Part of the visa process involved an appointment at the U.S. consulate for medical exams to ensure the applicants were not carriers of infectious diseases and were otherwise in good health. Johanna and Stephan passed, but Arthur was notified that he had failed because of his high blood pressure. He would go on medication, change his diet, and try again to pass the exam, but it would take time.
Arthur and Johanna broke the news to Stephan during his next Sunday visit. Though he was disappointed to hear that they would not be leaving Germany any time soon, the thought that they would not all be together made Stephan feel even worse. He had thought a lot about what it would be like to be part of a family again, to live at home with parents instead of at the orphanage. Emigration to the United States had offered more than safety—it was a chance to again live under the same roof with his parents at long last.
“You know how concerned we are for your safety?” asked Johanna.
Yes, Stephan did know.
It had become increasingly dangerous for Jews to remain in Germany, Arthur said. He and Johanna had decided to send Stephan out of the country ahead of them. “We are taking advantage of a plan offered through the orphanage,” he said.
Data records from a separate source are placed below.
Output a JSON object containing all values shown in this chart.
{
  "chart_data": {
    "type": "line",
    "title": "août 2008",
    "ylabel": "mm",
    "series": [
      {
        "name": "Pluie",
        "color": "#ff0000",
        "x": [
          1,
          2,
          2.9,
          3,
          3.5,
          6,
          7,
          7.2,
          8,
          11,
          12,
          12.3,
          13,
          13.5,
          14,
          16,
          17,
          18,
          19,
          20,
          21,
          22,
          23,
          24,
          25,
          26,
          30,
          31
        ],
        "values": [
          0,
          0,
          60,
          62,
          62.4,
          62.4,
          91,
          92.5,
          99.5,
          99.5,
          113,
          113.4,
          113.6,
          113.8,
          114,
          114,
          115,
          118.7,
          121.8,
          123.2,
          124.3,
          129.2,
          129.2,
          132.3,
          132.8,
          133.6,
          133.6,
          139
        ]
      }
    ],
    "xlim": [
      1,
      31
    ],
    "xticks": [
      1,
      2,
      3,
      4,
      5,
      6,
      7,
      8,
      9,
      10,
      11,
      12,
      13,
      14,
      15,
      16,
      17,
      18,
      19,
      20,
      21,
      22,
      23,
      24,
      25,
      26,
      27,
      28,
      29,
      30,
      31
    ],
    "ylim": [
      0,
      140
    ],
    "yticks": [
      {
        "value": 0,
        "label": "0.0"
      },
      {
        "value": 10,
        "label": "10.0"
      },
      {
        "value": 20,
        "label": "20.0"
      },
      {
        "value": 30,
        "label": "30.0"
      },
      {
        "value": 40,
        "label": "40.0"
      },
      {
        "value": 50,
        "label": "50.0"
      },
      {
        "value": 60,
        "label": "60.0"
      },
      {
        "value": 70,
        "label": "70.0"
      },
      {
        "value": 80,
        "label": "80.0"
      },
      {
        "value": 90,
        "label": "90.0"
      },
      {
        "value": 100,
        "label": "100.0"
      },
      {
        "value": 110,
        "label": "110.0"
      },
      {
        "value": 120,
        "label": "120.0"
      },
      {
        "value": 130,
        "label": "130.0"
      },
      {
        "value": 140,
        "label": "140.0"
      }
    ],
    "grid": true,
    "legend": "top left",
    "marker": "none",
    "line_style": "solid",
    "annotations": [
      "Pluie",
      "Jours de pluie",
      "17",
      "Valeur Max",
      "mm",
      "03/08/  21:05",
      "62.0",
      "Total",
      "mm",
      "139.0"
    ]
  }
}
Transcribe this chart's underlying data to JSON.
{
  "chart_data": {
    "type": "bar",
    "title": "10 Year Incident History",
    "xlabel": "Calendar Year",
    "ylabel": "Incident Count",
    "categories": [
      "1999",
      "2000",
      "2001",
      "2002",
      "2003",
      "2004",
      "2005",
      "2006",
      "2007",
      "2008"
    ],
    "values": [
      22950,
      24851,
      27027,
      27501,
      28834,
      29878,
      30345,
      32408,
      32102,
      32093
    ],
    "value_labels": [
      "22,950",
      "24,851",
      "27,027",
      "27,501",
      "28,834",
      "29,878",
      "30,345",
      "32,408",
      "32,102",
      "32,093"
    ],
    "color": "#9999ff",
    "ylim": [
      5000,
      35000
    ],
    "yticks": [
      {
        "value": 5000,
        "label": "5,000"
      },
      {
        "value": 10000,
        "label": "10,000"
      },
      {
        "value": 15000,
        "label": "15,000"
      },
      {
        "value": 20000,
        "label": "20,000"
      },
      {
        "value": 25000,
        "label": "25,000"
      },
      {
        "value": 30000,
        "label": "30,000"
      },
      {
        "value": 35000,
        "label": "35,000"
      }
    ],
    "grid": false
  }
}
“What kind of plan?” Stephan asked.
His father explained that European countries like England, Denmark, Holland, and France were admitting unaccompanied Jewish children as refugees. He had learned from Auerbach administrators of arrangements they were making to send some children to Paris, where they would be cared for by a Jewish rescue organization. He had already signed Stephan up. It would be safer for him in France, said his father.
“Leave Germany without you?”
Stephan realized his dream of reuniting with his parents was lost.
His father promised that they would join him as soon as possible in France—or possibly in America. “We’ll see. We will write each other.”
On July 4, 1939, Arthur and Johanna took Stephan to Berlin’s cavernous Anhalter Bahnhof railroad station. There, they found a group of about forty boys and their chaperons off in one corner. Stephan knew about a dozen of the children from the orphanage. As relatives said their good-byes, many of the younger boys were laughing, joking with each other about the great adventure they would soon embark on. Aware of the trip’s implications, Stephan stayed silent.
None of the adults present, including Arthur and Johanna, revealed to their children any foreboding that they might not ever see each other again. Of course, as the situation in Germany worsened daily, the grown-ups knew this was a possibility. Arthur had had to sign a conservatorship document assigning the legal responsibility for Stephan’s welfare to the rescue organization until he was eighteen. Even without parental permission, the organization would be free to take Stephan to wherever they felt he would be safe.
As the group moved toward the train platform, Stephan heard his father calling out to him: “Be sure to behave.”
Stephan went back to the last car as the train pulled out of the station, and looked out a frost-covered window at Berlin, fading into the distance behind him. With his finger, he drew three X’s in the condensation on the pane. The triple X was a well-known German sign of displeasure. It would be left, for instance, by a customer on the check at a restaurant after a bad meal, signifying that he would not come back.
Stephan was a German, but he was also a Jew. And after what he had already lived through in his young life, he never wanted to return to Germany.